Ansprachschatz
Von Karl Hohenlohe
Das war ein Theater, ein großes Theater, möchte man sagen.
über Theater.
In Bad Ischl geschah nun etwas Seltsames.
Im Lehar-Theater lobte Laudator Otto Schenk Herrn Michael Niavarani und duzte den neuen Nestroy-Ring-Preisträger mehrfach auf offener Bühne. Dies ist nichts Ungewöhnliches, auch wenn die Künstler in tiefster Feindschaft verbunden sind, sagen sie einander Du und lobpreisen einander in höchsten Tönen.

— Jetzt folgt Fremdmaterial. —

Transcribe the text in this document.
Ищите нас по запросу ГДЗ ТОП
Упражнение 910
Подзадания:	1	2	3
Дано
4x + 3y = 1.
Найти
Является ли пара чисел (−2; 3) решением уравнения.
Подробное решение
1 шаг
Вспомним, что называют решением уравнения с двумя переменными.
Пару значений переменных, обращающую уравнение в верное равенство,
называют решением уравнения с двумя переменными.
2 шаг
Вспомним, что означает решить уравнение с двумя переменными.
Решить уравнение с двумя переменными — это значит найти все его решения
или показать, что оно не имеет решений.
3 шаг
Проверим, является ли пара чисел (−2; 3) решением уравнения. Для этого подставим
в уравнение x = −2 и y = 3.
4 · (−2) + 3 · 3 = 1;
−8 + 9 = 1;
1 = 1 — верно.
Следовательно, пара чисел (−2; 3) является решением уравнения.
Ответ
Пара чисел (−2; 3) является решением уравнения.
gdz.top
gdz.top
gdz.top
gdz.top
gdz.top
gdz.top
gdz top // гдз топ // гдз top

Herr Schenk und Herr Niavarani aber begegnen einander mit großem Respekt, es ist sicher nicht falsch, an dieser Stelle von Zuneigung zu sprechen.
Abseits der Bühne, wenn die Scheinwerfer langsam verloschen sind, die Fernseh- und Zeitungsredakteure das Weite gesucht und längst gefunden haben, dann sprechen sich Herr Schenk und Herr Niavarani aber gewöhnlich mit „Sie“ an. Wie kommt es nun zu diesen Formalitäten? Es ist Theater.
Wünscht sich ein Ausgezeichneter einen profunden Laudator und bekommt ihn auch, denkt sich das Publikum, da stehen zwei langjährige Weggefährten auf der Bühne.
Zwei, die durch dick und dünn gegangen sind und gemeinsam schon Zigtausende Pferde stahlen.
Solche Gefährten duzen sich gewöhnlich, S. und N. aber nicht. So stand Herr Schenk also, der Herrn Niavarani über alle Maßen schätzt, aber noch nie ein Programm von ihm gesehen hat, vor einem Dilemma. Dieses umschiffte er ungeheuer elegant, indem er seinen Schutzbefohlenen auf der Bühne duzte, vorher und nachher jedoch nicht.
Das war ein Theater, ein großes Theater, möchte man sagen.